Predominant Mask - MusicBricks Tutorial

Introduction

This tutorial will guide you through some tools for performing spectral analysis and synthesis using the Essentia library (http://www.essentia.upf.edu). In this case we use a STFT analysis/synthesis workflow together with predominant pitch estimation with the goal to remove or soloing the predominant source. This algorithm uses a binary masking technique, modifying the magnitude values at the frequency bins in the spectrum that correspond to the harmonic series of the predominant pitch. It can be seen as a very primitive approach to 'source separation'.

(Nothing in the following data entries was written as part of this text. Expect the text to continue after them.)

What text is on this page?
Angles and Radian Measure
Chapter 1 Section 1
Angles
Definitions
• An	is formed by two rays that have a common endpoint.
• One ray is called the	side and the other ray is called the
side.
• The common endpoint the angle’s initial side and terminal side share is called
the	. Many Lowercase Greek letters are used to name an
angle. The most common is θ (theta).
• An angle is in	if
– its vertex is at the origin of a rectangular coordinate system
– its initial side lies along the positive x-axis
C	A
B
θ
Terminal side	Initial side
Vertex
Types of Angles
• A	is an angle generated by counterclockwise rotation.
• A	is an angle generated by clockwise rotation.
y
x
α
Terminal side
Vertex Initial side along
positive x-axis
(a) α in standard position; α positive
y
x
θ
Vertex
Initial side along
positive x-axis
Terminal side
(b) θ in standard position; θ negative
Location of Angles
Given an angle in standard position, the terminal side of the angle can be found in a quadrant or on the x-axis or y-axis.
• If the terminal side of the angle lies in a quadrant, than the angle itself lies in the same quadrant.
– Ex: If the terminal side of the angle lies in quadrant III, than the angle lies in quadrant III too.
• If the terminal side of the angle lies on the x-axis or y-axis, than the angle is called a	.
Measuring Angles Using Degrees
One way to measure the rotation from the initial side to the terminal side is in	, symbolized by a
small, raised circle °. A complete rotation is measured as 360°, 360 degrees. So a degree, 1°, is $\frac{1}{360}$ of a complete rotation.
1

You should first install the Essentia library with Python bindings. Installation instructions are detailed here: http://essentia.upf.edu/documentation/installing.html .

Processing steps


In [1]:
# import essentia in standard mode
import essentia
import essentia.standard
from essentia.standard import *

After importing Essentia library, let's import other numerical and plotting tools


In [2]:
# import matplotlib for plotting
import matplotlib.pyplot as plt
import numpy as np

Define the parameters of the STFT workflow


In [3]:
# algorithm parameters
framesize = 2048
hopsize = 128 #  PredominantPitchMelodia requires a hopsize of 128
samplerate = 44100.0
attenuation_dB = 100
maskbinwidth = 2

Specify input and output audio filenames


In [4]:
inputFilename = 'flamenco.wav'
outputFilename = 'flamenco_stft.wav'

In [5]:
# create an audio loader and import audio file
loader = essentia.standard.MonoLoader(filename = inputFilename, sampleRate = 44100)
audio = loader()
print("Duration of the audio sample [sec]:")
print(len(audio)/44100.0)


Duration of the audio sample [sec]:
14.22859410430839

Define algorithm chain for frame-by-frame process: FrameCutter -> Windowing -> FFT -> IFFT OverlapAdd -> AudioWriter

Predominant pitch extraction


In [6]:
#extract predominant pitch
# PitchMelodia takes the entire audio signal as input - no frame-wise processing is required here.
pExt = PredominantPitchMelodia(frameSize = framesize, hopSize = hopsize, sampleRate = samplerate)
pitch, pitchConf = pExt(audio)

In [7]:
# algorithm workflow for harmonic mask using the STFT frame-by-frame
fcut = FrameCutter(frameSize = framesize, hopSize = hopsize);
w = Windowing(type = "hann");
fft = FFT(size = framesize);
hmask = HarmonicMask( sampleRate = samplerate, binWidth = maskbinwidth, attenuation = attenuation_dB);
ifft = IFFT(size = framesize);
overl = OverlapAdd (frameSize = framesize, hopSize = hopsize);
awrite = MonoWriter (filename = outputFilename, sampleRate = 44100);

Now we loop over all audio frames and store the processed audio sampels in the output array


In [8]:
audioout = np.array(0) # initialize output array

for idx, frame in enumerate(FrameGenerator(audio, frameSize = framesize, hopSize = hopsize)):
     # STFT analysis
    infft = fft(w(frame))
    # get pitch of current frame
    curpitch = pitch[idx]

    # here we  apply the harmonic mask spectral transformations
    outfft = hmask(infft, pitch[idx]);

    # STFT synthesis
    out = overl(ifft(outfft))
    audioout = np.append(audioout, out)

Finally we write the processed audio array as a WAV file


In [9]:
# write audio output
awrite(audioout.astype(np.float32))